Fora isso, tivemos uma Season 3 praticamente colada com a atual Season 4, outra temporada tão sensacional quanto essa e por isso, acho que nenhuma outra série me fez rir em tantos episódios praticamente seguidos entre uma temporada e outra como Parks And Recreation.

ps: mesmo tendo escolhido P&R como melhor comédia, vale dizer que Community continua ótima, Modern Family voltou a boa forma e tem feito uma temporada igualmente excelente e Raising Hope continua que é pura foufurice. 

 

Relação de amor do ano> I ♥ Doctor Who

Esse ano eu resolvi fazer algo de diferente…brincadeira, eu resolvi mesmo é deixar a preguiça de lado e fazer uma maratona em uma das séries que eu sempre tive vontade de assistir, mas que sempre acabava deixando para depois.

E essa série era “Doctor Who”, que eu comecei a assistir a partir da Season 5, até o final da Season 6 (que encerrou esse ano) e descobri a minha paixão do momento, em uma espécie de relação de amor a primeira vista.

Sério, nunca fiquei tão apaixonado por uma série como fiquei por Doctor Who e o seu 11° Doctor, interpretado pelo ator Matt Smith (AMO, Höy!), na pele to doutor mais foufo de todos os tempos, a bordo da sua TARDIS, a máquina do tempo mais sensacional ever e na companhia do casal magia dos Ponds, personagens por quem eu também sou completamente apaixonado.

E a nossa relação de amor é tão grande, que eu morro de ciúmes do Doutor, fico todo arrepiado com a música de abertura (que é o toque do meu celular) e acho a série apaixonante, em todos os sentidos. O tipo de série que eu tento viciar todo mundo que eu gosto, fato.

AMO tanto Doctor Who, que já estou até me preparando psicologicamente (com um ano de antecedência pelo menos) para a despedida do 11º Doutor, que por mim, ficaria no seu posto para sempre.

Talvez eu goste tanto do Matt Smith como o Doctor Who porque foi com ele que eu conheci a série. Mas só sei que para mim, ele será para sempre o meu Doctor Who. (só meu, rs)

ps: e gravatas borboletas são muito cool! (piada interna)

 

Decepção da temporada> A Season 2 bem meio assim de The Walking Dead, humpf…

Todo mundo esperou muito por essa nova temporada de The Walking Dead, mesmo depois daquele final meio assim da temporada anterior, que já poderia ser um sinal do que viria por ai…

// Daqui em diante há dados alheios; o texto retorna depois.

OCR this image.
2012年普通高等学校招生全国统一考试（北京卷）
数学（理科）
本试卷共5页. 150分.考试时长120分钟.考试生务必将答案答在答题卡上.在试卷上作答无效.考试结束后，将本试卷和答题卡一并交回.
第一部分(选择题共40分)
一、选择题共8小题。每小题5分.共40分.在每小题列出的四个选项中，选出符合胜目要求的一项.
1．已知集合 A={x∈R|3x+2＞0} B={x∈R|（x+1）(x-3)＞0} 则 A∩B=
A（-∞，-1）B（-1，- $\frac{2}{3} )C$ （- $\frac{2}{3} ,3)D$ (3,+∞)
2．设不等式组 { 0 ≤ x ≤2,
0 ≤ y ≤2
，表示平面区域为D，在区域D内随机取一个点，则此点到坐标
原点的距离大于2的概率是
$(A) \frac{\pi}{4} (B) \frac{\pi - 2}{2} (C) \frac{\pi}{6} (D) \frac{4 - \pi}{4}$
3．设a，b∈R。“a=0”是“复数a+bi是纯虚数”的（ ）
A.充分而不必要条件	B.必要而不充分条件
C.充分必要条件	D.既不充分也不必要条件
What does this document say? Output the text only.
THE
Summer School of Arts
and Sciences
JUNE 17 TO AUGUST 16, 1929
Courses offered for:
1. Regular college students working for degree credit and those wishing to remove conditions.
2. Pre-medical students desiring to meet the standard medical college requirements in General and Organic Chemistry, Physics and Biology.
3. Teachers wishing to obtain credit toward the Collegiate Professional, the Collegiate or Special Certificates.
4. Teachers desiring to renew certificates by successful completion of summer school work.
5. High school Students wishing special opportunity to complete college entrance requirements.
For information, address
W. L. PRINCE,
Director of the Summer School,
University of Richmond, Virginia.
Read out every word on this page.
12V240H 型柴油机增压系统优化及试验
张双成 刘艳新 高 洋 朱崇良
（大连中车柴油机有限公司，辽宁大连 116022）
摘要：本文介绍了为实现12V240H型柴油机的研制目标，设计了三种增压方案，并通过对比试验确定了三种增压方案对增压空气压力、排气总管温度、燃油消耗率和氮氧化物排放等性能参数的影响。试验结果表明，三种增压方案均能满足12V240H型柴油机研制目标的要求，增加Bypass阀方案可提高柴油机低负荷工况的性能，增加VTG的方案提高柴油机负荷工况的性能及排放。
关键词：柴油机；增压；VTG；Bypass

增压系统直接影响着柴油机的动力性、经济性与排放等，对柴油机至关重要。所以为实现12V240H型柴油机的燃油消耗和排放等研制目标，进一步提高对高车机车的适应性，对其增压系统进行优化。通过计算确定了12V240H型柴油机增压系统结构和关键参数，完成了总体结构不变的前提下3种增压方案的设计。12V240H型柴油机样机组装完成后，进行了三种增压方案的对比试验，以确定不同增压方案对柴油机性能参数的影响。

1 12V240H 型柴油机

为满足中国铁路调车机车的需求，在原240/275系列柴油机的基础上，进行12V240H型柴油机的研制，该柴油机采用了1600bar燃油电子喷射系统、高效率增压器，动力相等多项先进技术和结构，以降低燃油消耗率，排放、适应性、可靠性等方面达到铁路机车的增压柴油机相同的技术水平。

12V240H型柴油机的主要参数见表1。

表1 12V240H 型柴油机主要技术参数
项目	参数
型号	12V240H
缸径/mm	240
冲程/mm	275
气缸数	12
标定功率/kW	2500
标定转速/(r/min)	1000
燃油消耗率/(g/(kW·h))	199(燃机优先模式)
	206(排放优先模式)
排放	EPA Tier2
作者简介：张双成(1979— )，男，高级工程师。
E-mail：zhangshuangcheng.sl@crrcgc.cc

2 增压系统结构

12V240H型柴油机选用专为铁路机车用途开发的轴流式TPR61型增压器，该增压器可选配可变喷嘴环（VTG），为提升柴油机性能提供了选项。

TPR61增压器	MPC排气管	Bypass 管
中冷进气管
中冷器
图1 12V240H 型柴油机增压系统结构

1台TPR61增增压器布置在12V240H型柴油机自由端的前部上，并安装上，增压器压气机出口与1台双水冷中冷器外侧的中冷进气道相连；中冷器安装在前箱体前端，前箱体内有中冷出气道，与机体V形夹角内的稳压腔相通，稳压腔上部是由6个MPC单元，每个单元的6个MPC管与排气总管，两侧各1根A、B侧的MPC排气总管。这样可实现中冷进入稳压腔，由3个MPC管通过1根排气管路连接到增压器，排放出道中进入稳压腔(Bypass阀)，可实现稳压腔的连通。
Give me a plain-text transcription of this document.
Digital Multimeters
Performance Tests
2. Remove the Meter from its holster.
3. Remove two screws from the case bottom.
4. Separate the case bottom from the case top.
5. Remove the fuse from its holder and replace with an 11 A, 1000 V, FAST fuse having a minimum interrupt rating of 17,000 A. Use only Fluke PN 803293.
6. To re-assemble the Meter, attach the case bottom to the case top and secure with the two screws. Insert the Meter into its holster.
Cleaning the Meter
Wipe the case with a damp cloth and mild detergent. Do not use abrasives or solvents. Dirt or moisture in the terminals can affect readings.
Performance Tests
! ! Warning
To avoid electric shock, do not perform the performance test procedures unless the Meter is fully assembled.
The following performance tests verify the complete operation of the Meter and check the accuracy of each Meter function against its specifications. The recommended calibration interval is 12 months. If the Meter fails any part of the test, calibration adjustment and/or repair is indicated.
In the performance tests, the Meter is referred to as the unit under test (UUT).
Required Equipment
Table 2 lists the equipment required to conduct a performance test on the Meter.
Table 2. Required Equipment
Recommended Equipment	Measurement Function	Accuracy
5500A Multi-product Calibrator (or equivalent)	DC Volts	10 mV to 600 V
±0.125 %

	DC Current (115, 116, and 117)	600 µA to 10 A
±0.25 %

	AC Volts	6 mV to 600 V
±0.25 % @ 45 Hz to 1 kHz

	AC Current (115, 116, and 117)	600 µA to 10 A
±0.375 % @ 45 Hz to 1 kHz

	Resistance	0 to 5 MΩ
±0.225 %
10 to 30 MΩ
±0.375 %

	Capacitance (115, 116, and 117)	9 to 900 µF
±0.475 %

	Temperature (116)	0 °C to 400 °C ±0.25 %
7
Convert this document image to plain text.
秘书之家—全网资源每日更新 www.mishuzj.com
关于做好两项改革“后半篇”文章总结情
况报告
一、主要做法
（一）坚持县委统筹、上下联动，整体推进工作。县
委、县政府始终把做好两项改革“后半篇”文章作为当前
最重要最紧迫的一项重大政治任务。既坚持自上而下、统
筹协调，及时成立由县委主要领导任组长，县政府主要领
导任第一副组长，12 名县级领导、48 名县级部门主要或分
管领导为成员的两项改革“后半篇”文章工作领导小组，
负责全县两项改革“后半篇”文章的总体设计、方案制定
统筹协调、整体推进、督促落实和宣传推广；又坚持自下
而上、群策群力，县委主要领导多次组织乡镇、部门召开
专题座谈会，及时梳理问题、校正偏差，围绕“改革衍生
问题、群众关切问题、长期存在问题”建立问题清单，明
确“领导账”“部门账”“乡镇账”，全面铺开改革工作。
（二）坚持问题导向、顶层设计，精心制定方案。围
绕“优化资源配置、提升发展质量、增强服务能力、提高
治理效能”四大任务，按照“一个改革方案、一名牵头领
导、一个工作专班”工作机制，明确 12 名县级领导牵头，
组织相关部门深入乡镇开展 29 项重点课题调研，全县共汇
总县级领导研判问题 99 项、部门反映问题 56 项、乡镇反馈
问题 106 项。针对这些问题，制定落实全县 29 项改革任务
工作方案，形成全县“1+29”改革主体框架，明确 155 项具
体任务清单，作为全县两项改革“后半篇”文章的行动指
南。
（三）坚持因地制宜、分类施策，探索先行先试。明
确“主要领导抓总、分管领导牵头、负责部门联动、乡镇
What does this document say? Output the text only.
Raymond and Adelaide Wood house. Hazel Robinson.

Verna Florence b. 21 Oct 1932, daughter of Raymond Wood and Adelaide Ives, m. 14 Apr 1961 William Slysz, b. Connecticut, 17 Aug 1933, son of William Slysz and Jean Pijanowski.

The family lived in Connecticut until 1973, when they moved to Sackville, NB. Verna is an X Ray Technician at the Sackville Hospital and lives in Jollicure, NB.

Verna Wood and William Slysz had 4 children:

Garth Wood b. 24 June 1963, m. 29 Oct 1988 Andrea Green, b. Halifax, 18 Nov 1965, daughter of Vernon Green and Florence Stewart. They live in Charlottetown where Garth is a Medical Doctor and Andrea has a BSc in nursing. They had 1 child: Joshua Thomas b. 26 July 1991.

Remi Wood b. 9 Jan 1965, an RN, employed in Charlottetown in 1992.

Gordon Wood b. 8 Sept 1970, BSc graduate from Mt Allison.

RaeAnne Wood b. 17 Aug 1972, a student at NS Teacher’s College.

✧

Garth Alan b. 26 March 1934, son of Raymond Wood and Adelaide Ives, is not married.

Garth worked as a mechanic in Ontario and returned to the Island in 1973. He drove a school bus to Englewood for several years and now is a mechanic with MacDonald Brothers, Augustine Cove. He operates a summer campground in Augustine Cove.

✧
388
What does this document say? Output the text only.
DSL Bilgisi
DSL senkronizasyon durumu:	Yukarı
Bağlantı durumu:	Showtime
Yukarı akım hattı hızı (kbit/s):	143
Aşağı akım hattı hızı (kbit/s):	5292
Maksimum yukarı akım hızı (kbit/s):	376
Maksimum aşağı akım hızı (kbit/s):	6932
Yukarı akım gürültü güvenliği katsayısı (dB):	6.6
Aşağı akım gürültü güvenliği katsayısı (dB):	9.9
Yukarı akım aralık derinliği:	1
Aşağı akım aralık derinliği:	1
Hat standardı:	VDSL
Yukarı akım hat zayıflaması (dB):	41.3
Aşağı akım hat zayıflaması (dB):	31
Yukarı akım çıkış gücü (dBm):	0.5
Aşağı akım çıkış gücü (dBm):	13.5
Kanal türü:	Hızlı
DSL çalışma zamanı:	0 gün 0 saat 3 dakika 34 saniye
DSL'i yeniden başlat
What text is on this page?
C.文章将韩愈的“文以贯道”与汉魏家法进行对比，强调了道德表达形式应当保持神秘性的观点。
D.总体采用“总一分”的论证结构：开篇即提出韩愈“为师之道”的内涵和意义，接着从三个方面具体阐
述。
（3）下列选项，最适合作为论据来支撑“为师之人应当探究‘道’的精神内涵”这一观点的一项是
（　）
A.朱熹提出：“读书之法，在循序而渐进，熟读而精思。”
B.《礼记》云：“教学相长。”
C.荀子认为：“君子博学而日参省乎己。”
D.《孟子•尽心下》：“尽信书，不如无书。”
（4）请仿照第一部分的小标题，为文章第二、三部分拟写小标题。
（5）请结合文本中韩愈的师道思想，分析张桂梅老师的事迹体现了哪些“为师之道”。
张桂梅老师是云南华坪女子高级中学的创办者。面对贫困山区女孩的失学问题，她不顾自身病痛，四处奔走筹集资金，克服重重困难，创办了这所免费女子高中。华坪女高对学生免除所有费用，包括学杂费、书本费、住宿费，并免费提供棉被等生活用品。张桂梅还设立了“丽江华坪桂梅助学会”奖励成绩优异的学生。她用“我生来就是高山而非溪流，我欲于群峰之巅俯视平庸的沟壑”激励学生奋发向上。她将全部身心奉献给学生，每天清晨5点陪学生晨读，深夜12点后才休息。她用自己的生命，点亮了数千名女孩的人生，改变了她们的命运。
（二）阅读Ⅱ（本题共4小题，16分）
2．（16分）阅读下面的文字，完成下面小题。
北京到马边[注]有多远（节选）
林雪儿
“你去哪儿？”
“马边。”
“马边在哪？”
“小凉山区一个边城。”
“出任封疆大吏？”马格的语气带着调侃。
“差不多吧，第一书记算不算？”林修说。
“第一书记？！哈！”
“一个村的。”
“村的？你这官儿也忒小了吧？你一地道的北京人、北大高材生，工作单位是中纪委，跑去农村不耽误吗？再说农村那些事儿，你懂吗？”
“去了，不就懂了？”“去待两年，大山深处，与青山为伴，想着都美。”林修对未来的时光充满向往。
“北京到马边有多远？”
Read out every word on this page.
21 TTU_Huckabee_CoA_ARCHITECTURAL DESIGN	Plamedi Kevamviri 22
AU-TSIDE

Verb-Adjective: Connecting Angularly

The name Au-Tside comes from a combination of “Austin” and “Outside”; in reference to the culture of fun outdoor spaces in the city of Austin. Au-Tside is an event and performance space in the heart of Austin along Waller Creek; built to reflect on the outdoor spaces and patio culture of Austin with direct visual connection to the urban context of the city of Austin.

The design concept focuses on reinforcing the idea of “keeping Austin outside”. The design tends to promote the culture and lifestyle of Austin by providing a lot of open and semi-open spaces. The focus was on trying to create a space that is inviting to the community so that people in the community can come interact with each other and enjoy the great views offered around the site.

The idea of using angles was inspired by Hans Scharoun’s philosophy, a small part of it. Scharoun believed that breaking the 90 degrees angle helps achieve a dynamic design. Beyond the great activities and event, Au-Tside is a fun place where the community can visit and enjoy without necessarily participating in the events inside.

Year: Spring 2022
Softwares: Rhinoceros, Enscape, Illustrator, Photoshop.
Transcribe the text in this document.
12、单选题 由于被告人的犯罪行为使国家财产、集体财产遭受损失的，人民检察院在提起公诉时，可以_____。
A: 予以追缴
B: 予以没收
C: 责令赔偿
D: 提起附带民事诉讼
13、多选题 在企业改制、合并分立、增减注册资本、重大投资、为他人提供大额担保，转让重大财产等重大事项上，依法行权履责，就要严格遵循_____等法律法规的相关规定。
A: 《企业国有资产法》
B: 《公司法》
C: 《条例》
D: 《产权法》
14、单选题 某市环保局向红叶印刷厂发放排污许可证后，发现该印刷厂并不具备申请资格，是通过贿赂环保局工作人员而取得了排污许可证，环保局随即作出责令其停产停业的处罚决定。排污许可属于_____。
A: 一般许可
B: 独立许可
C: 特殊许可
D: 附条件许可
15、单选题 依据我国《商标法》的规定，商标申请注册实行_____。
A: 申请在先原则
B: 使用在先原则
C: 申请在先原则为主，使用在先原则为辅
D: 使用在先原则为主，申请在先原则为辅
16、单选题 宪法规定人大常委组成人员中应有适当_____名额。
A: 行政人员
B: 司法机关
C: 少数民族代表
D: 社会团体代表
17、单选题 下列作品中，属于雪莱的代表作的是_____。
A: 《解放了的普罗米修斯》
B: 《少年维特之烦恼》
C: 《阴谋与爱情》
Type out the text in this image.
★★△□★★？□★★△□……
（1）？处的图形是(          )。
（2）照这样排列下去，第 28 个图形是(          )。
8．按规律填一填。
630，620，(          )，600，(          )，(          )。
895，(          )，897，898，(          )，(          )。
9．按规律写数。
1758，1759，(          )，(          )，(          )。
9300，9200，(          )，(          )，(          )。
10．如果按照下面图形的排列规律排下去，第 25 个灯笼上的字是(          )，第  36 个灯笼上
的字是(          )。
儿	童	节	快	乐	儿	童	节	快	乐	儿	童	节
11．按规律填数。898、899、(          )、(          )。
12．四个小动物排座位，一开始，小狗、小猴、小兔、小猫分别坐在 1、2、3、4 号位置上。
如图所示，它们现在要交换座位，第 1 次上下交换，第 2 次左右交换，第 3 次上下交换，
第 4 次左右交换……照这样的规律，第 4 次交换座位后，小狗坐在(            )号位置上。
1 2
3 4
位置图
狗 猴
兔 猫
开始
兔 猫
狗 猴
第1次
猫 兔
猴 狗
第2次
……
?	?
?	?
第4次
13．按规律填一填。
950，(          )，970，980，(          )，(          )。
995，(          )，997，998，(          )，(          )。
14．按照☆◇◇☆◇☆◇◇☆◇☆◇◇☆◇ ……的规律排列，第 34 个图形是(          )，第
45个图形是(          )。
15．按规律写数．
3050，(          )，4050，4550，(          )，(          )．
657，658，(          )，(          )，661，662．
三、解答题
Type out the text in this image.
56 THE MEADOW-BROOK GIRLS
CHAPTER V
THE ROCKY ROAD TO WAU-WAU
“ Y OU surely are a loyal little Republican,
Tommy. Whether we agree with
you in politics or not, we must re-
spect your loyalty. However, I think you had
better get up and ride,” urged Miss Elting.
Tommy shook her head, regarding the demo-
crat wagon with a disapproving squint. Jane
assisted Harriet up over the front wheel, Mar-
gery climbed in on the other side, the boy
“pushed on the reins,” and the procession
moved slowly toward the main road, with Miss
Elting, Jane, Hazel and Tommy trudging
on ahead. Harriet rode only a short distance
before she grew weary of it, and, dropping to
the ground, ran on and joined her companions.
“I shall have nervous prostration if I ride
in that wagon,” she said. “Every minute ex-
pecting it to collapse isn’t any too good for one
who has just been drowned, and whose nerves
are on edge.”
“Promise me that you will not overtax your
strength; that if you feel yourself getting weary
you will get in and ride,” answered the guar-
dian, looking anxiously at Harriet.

Até que a Season 2 começou, lenta, arrastada e foi ficando cada vez mais devagar…

Quase nada de importante aconteceu, ou personagens acabaram se tornando insignificantes ou pouco importantes e eles ainda insistem em fazer episódios com poucos ou nenhum zombie. Humpf!

Assim não dá, não?

Detalhe…a Andrea, a personagem mais odiosa de toda a série, continua viva. Vi-va! Dá para acreditar? (rs)

Mesmo salvando tentando salvar (e quase conseguindo, porque aquele final foi bem bom) essa primeira metade da Season 2 nos últimos 5 minutos, The Walking Dead ainda precisa melhorar e muito, ou muita gente vai acabar abandonando a série, porque está ficando cada vez mais puxado.

 

<Pausa para o comercial>

Que nesse caso é melhor do que o vídeo de “The Edge Of Glory” da própria Lady Gaga, sem a menor dúvida.

Voltando à premiação…(rs)

 

Popcorn do Ano> Não consegui me decidir apenas por um nome. Sorry!

Esse ano eu acabei assistindo tanta coisa boa, que eu não consegui chegar a nenhuma conclusão quanto ao melhor do ano. Mesmo assim fiquei com bastante orgulho de mim mesmo, que perdi pouco tempo com coisas tolas durante 2011 e acabei fazendo ótimas escolhas no cinema.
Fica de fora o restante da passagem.